Son yıllarda, Suudi Arabistan'ın dünya kıtaları arasındaki coğrafi konumuna ilgi her zamankinden daha fazla arttı. Öyle ki ülkenin 2030 ekonomik planı, yeni vizyonunu pazarlarken Riyad’ın rekabet avantajlarından biri haline geldi. Ancak Fransa'nın modern tarih boyunca en güçlü adamı Napolyon Bonaparte, bu ‘konumu kısmi’ olarak erken fark etti. 18’inci yılın sonlarında I. Suudi Devleti (Diriye Emirliği) döneminde, zamanın ezeli rakipleri olan İngilizler ve Osmanlılara karşı elini güçlendirmek için kullanmaya çalıştı.

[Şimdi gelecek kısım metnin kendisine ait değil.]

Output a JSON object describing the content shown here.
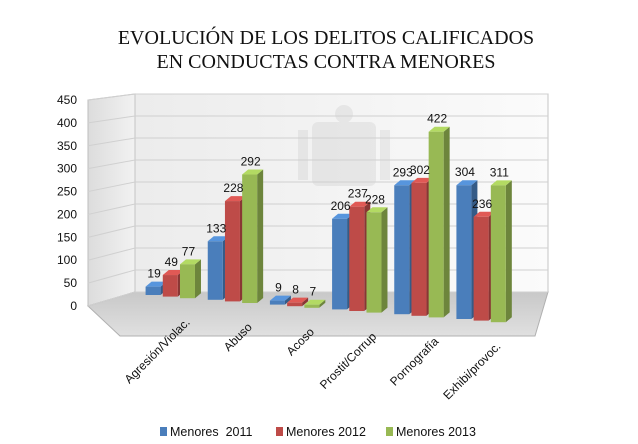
{
  "chart_data": {
    "type": "bar",
    "title_lines": [
      "EVOLUCIÓN DE LOS DELITOS CALIFICADOS",
      "EN CONDUCTAS CONTRA MENORES"
    ],
    "categories": [
      "Agresión/Violac.",
      "Abuso",
      "Acoso",
      "Prostit/Corrup",
      "Pornografía",
      "Exhibi/provoc."
    ],
    "series": [
      {
        "name": "Menores  2011",
        "color": "#4a7ebb",
        "values": [
          19,
          133,
          9,
          206,
          293,
          304
        ]
      },
      {
        "name": "Menores 2012",
        "color": "#be4b48",
        "values": [
          49,
          228,
          8,
          237,
          302,
          236
        ]
      },
      {
        "name": "Menores 2013",
        "color": "#98b954",
        "values": [
          77,
          292,
          7,
          228,
          422,
          311
        ]
      }
    ],
    "yticks": [
      "0",
      "50",
      "100",
      "150",
      "200",
      "250",
      "300",
      "350",
      "400",
      "450"
    ],
    "ylim": [
      0,
      450
    ],
    "grid": true,
    "three_d": true,
    "legend_position": "bottom"
  }
}
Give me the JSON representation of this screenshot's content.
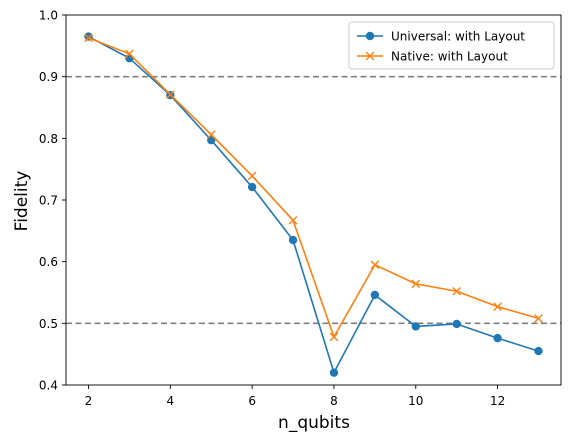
{
  "chart_data": {
    "type": "line",
    "xlabel": "n_qubits",
    "ylabel": "Fidelity",
    "xlim": [
      1.45,
      13.55
    ],
    "ylim": [
      0.4,
      1.0
    ],
    "x_ticks": [
      2,
      4,
      6,
      8,
      10,
      12
    ],
    "x_tick_labels": [
      "2",
      "4",
      "6",
      "8",
      "10",
      "12"
    ],
    "y_ticks": [
      0.4,
      0.5,
      0.6,
      0.7,
      0.8,
      0.9,
      1.0
    ],
    "y_tick_labels": [
      "0.4",
      "0.5",
      "0.6",
      "0.7",
      "0.8",
      "0.9",
      "1.0"
    ],
    "grid": false,
    "legend_position": "top-right",
    "reference_lines": [
      {
        "y": 0.9,
        "style": "dashed",
        "color": "#808080"
      },
      {
        "y": 0.5,
        "style": "dashed",
        "color": "#808080"
      }
    ],
    "x": [
      2,
      3,
      4,
      5,
      6,
      7,
      8,
      9,
      10,
      11,
      12,
      13
    ],
    "series": [
      {
        "name": "Universal: with Layout",
        "marker": "circle",
        "color": "#1f77b4",
        "values": [
          0.965,
          0.93,
          0.87,
          0.797,
          0.721,
          0.635,
          0.42,
          0.546,
          0.495,
          0.499,
          0.476,
          0.455
        ]
      },
      {
        "name": "Native: with Layout",
        "marker": "x",
        "color": "#ff7f0e",
        "values": [
          0.963,
          0.937,
          0.871,
          0.806,
          0.739,
          0.667,
          0.478,
          0.595,
          0.564,
          0.552,
          0.527,
          0.508
        ]
      }
    ]
  }
}
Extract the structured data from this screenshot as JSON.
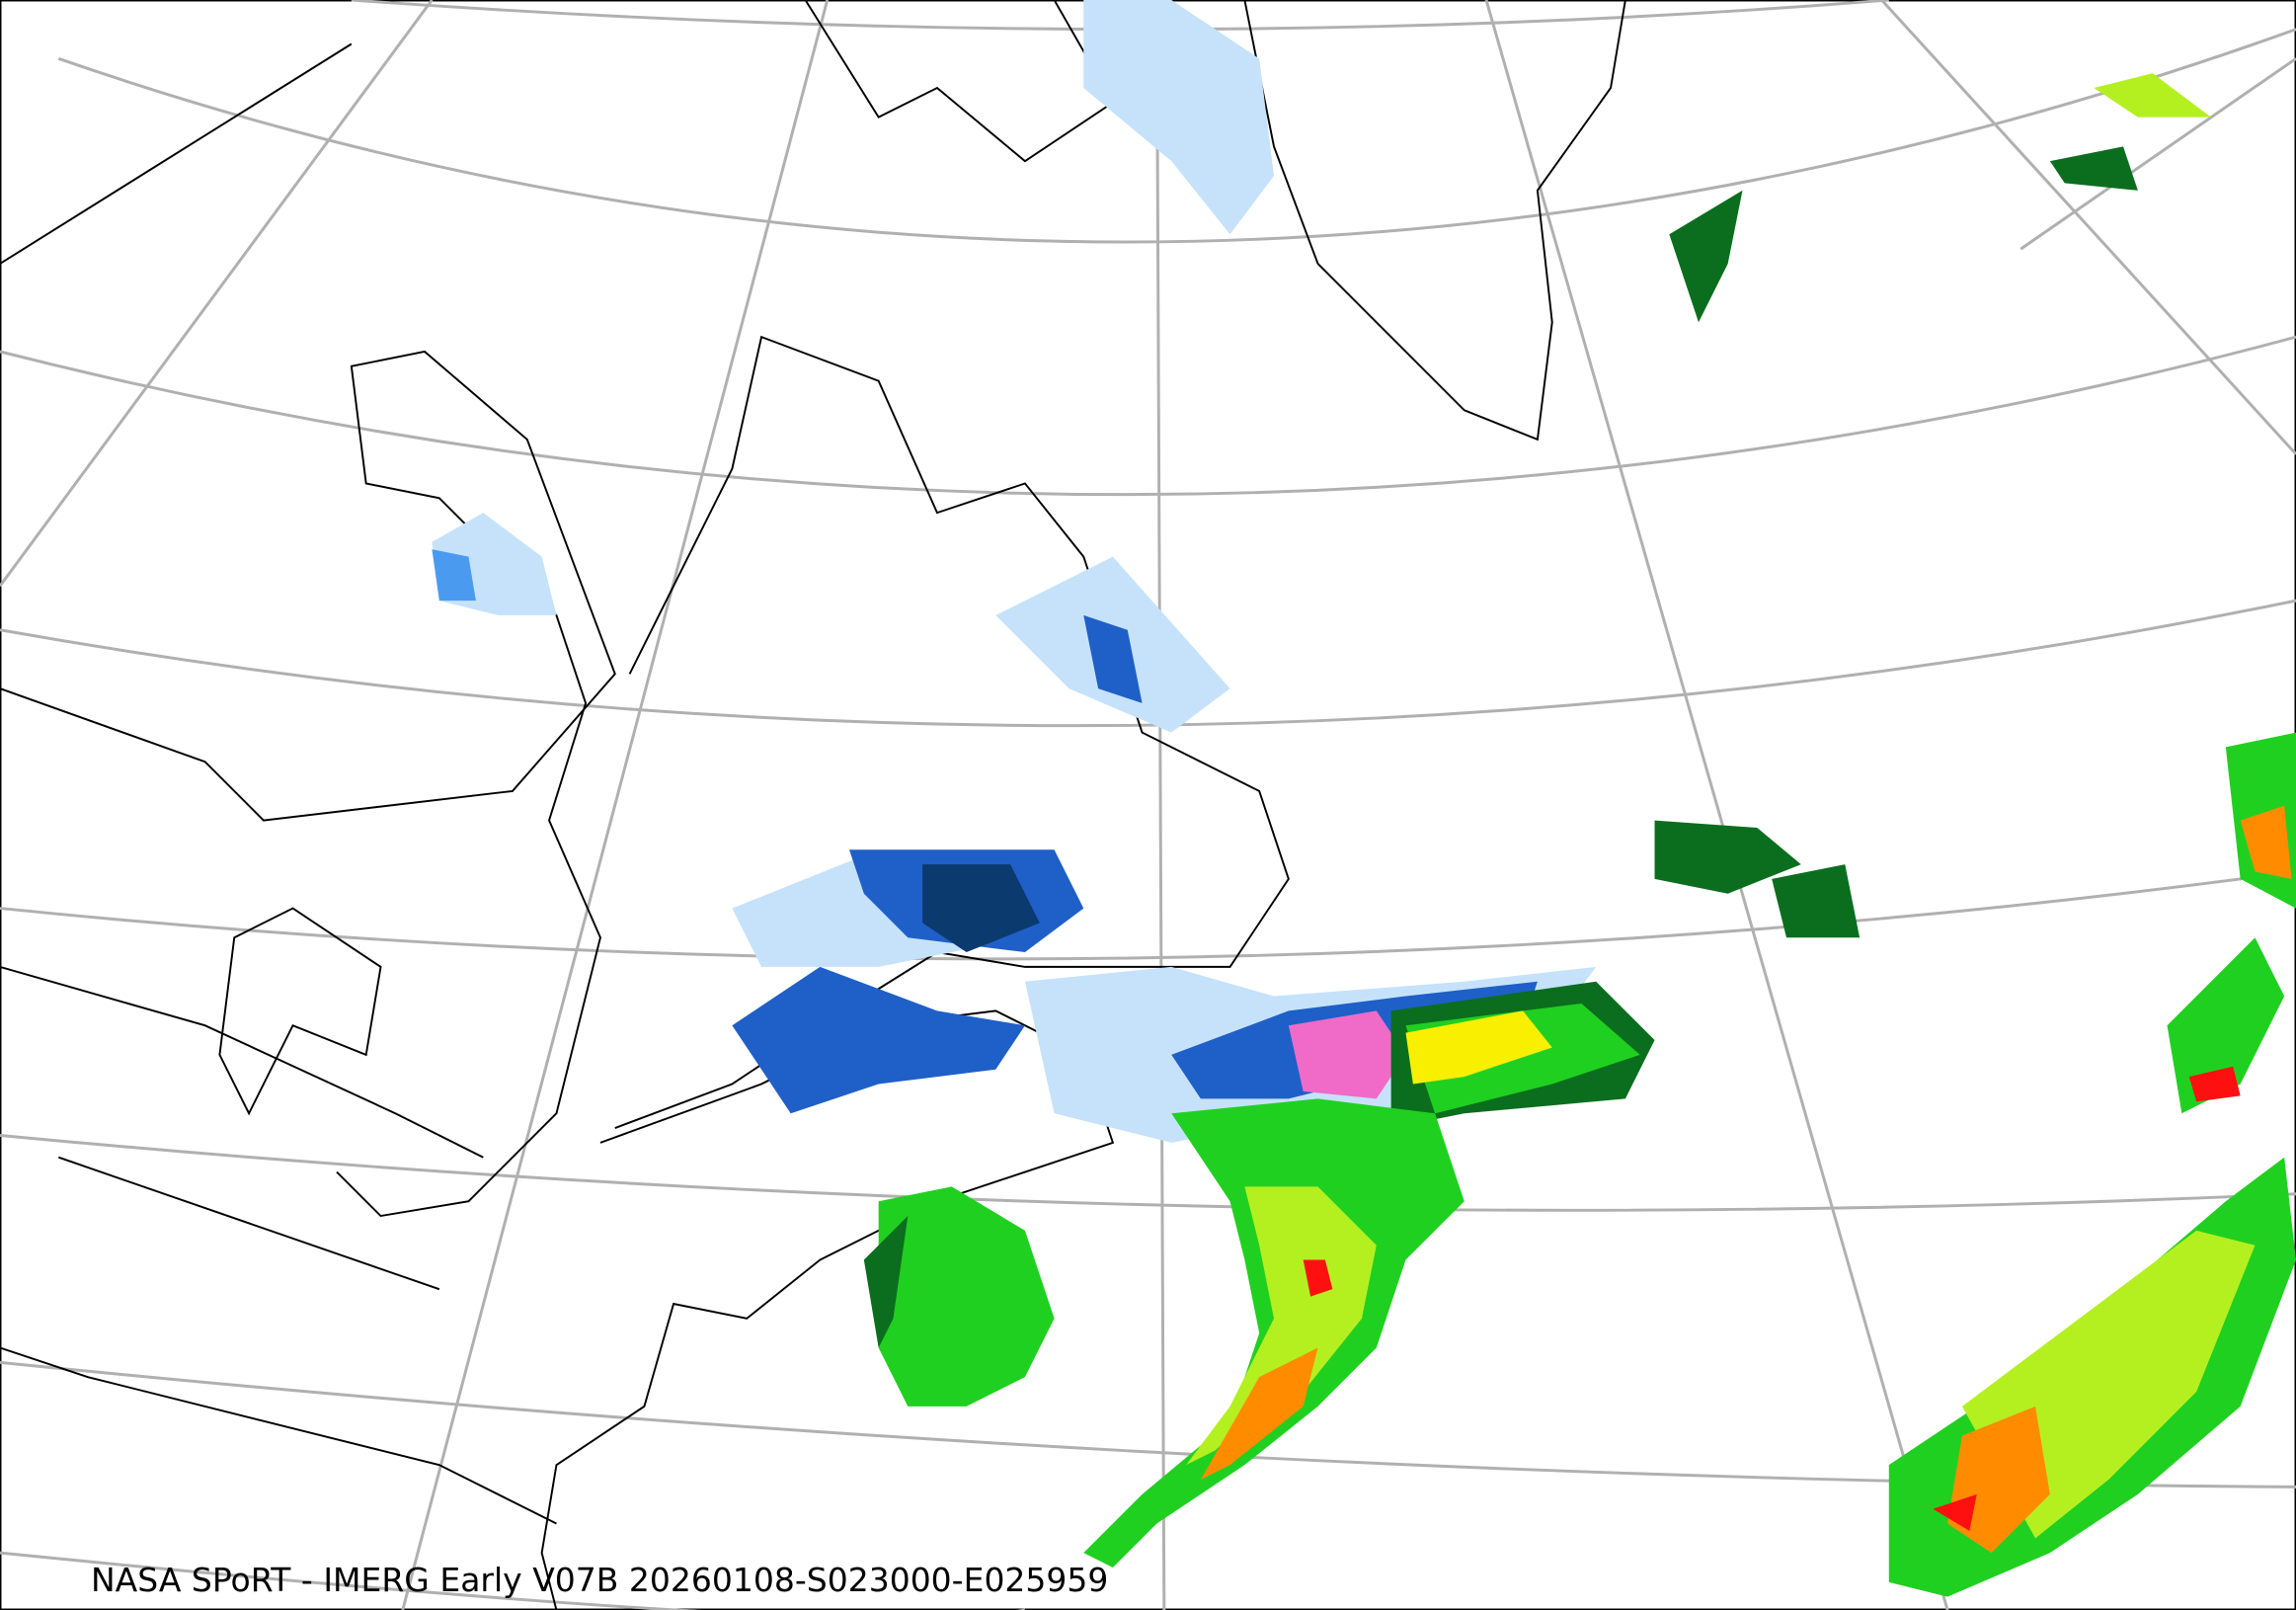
{
  "caption": "NASA SPoRT - IMERG Early V07B 20260108-S023000-E025959",
  "colors": {
    "graticule": "#b0b0b0",
    "coastline": "#000000",
    "snow_light": "#c6e2fb",
    "snow_medium": "#4a9bf0",
    "snow_heavy": "#1f5fc8",
    "snow_very_heavy": "#0b3a6e",
    "mixed": "#f06bc8",
    "rain_light": "#0a6e1e",
    "rain_moderate": "#20d020",
    "rain_heavier": "#b4f020",
    "rain_heavy": "#f8f000",
    "rain_very_heavy": "#ff8c00",
    "rain_extreme": "#ff1010"
  }
}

Yakın tarihli bir çalışma, Fransız diplomat Louis Lepine, Fransa ile Arap yarımadasının merkezinde yer alan ve başkenti siyasi ve tarihi özelliğini korumasına rağmen Riyad şehrinin kentsel genişlemesinin bir parçası haline gelen Diriye olan I. Suudi Devleti (Diriye Emirliği) arasındaki ilişkinin izini erkenden sürdüğünü ortaya koydu.
İlginin, Napolyon Bonaparte'ın hükümdarlığı döneminde, devletin coğrafi konumunu özellikle de Mısır seferinden sonra Kızıldeniz kıyılarında daha fazla varlık göstererek doğuya yönelmesinin ardından Fransız İmparatorluğu'nun etkisini genişletmek için kullanma arzusuyla ortaya çıktığını belirtti. Mısır o dönemde Suudiler tarafından geri alınmadan önce Hicaz ve Haremeyn-i Şerifeyn (Mekke ve Medine) gibi cazibe merkezlerinin kontrolünü elinde tutuyordu.

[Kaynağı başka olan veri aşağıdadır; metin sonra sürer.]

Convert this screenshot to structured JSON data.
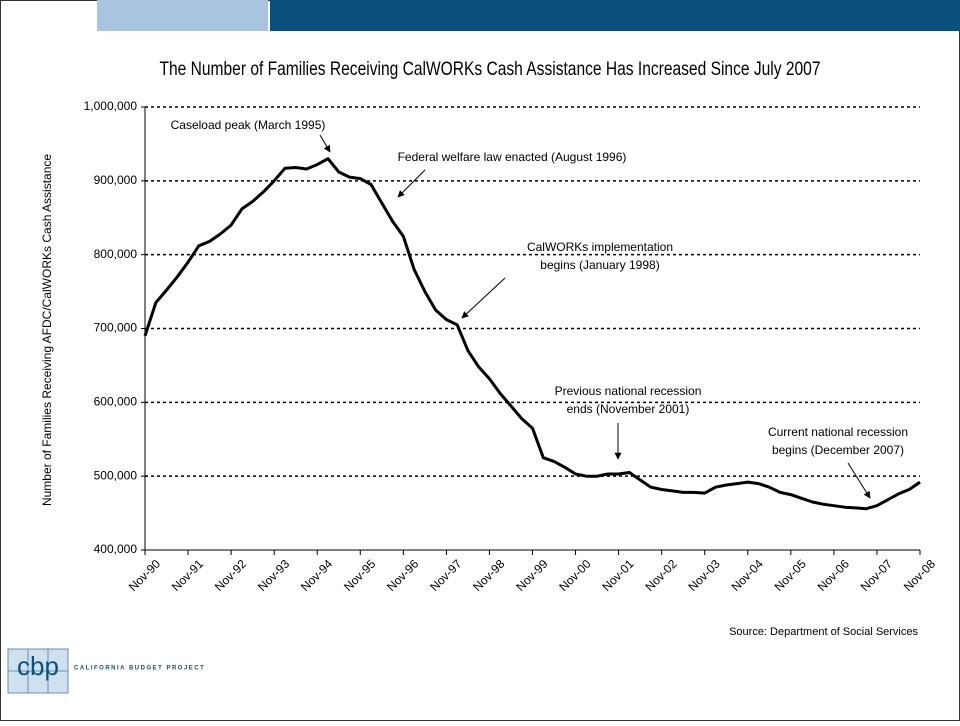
{
  "chart_data": {
    "type": "line",
    "title": "The Number of Families Receiving CalWORKs Cash Assistance Has Increased Since July 2007",
    "y_label": "Number of Families Receiving AFDC/CalWORKs Cash Assistance",
    "source": "Source: Department of Social Services",
    "categories": [
      "Nov-90",
      null,
      null,
      null,
      "Nov-91",
      null,
      null,
      null,
      "Nov-92",
      null,
      null,
      null,
      "Nov-93",
      null,
      null,
      null,
      "Nov-94",
      null,
      null,
      null,
      "Nov-95",
      null,
      null,
      null,
      "Nov-96",
      null,
      null,
      null,
      "Nov-97",
      null,
      null,
      null,
      "Nov-98",
      null,
      null,
      null,
      "Nov-99",
      null,
      null,
      null,
      "Nov-00",
      null,
      null,
      null,
      "Nov-01",
      null,
      null,
      null,
      "Nov-02",
      null,
      null,
      null,
      "Nov-03",
      null,
      null,
      null,
      "Nov-04",
      null,
      null,
      null,
      "Nov-05",
      null,
      null,
      null,
      "Nov-06",
      null,
      null,
      null,
      "Nov-07",
      null,
      null,
      null,
      "Nov-08"
    ],
    "series": [
      {
        "color": "#000000",
        "values": [
          690000,
          735000,
          752000,
          770000,
          790000,
          812000,
          818000,
          828000,
          840000,
          862000,
          872000,
          885000,
          900000,
          917000,
          918000,
          916000,
          922000,
          930000,
          912000,
          905000,
          903000,
          895000,
          870000,
          845000,
          825000,
          780000,
          750000,
          725000,
          712000,
          705000,
          670000,
          648000,
          632000,
          612000,
          595000,
          578000,
          565000,
          525000,
          520000,
          512000,
          503000,
          500000,
          500000,
          503000,
          503000,
          505000,
          495000,
          485000,
          482000,
          480000,
          478000,
          478000,
          477000,
          485000,
          488000,
          490000,
          492000,
          490000,
          485000,
          478000,
          475000,
          470000,
          465000,
          462000,
          460000,
          458000,
          457000,
          456000,
          460000,
          468000,
          476000,
          482000,
          492000
        ]
      }
    ],
    "ylim": [
      400000,
      1000000
    ],
    "yticks": [
      {
        "value": 400000,
        "label": "400,000"
      },
      {
        "value": 500000,
        "label": "500,000"
      },
      {
        "value": 600000,
        "label": "600,000"
      },
      {
        "value": 700000,
        "label": "700,000"
      },
      {
        "value": 800000,
        "label": "800,000"
      },
      {
        "value": 900000,
        "label": "900,000"
      },
      {
        "value": 1000000,
        "label": "1,000,000"
      }
    ],
    "grid": true,
    "annotations": [
      {
        "lines": [
          "Caseload peak (March 1995)"
        ]
      },
      {
        "lines": [
          "Federal welfare law enacted (August 1996)"
        ]
      },
      {
        "lines": [
          "CalWORKs implementation",
          "begins (January 1998)"
        ]
      },
      {
        "lines": [
          "Previous national recession",
          "ends (November 2001)"
        ]
      },
      {
        "lines": [
          "Current national recession",
          "begins (December 2007)"
        ]
      }
    ]
  },
  "logo": {
    "mark": "cbp",
    "name": "CALIFORNIA BUDGET PROJECT"
  }
}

Yakın zamanda Kral Faysal Araştırma Merkezi tarafından yayınlanan araştırma, Napolyon’un Fransa’nın Mısır’ın ötesine uzanan hırslarını yenilediğini ortaya koydu. Ayrıca bu tercihin yalnızca Hindistan üzerindeki İngiliz egemenliğini sona erdirmenin değil, aynı zamanda Fransa ve İslam arasındaki ilişkilerde kademeli bir olgunlaşmanın sonucu olduğuna işaret edildi. 18’inci yüzyılın son on yılında I. Suudi Emirliği’nin ortaya çıkışı ve aynı yüzyılın seksenlerinde başlayan bölgesel genişlemesinin, Fransa'da bir iç krizin izlediği bir zayıflık dönemine denk geldi. Hint Okyanusu'ndaki varlığının azalmasına ve Arap Yarımadası'nda meydana gelen siyasi gelişmelere ilgisizliğe yol açtı.

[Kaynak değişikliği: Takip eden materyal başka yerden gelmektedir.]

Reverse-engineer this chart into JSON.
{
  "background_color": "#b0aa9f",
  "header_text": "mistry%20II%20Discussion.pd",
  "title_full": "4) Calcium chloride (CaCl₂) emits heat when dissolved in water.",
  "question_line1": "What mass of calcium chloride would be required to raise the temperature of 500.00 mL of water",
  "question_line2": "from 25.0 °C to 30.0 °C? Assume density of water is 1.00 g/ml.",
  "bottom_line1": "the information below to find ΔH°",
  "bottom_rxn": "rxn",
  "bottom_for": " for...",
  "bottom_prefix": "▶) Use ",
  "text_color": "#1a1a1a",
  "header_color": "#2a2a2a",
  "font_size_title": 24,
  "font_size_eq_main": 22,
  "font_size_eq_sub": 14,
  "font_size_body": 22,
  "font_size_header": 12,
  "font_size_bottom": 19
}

Bu bağlamda Lepine, I. Suudi Emirliği’nin ortaya çıkışı, başlangıcı ve gelişimi hakkında yorum yapan herhangi bir Fransız yazısı bulamadığımıza dikkat çekiyor. Ancak o dönemde Fransızlar, Kızıldeniz ile Yemen kahvesine geçiş yolu olarak ilgilendiler. Buna karşılık, Bonaparte'ın Mısır'da getirdiği yeniliğin boyutunu görüyoruz. Bu durum da Fransa'nın bölgedeki temsilini ticari kaygıların ötesinde kapsamlı bir jeopolitik projeye dönüştürüyor.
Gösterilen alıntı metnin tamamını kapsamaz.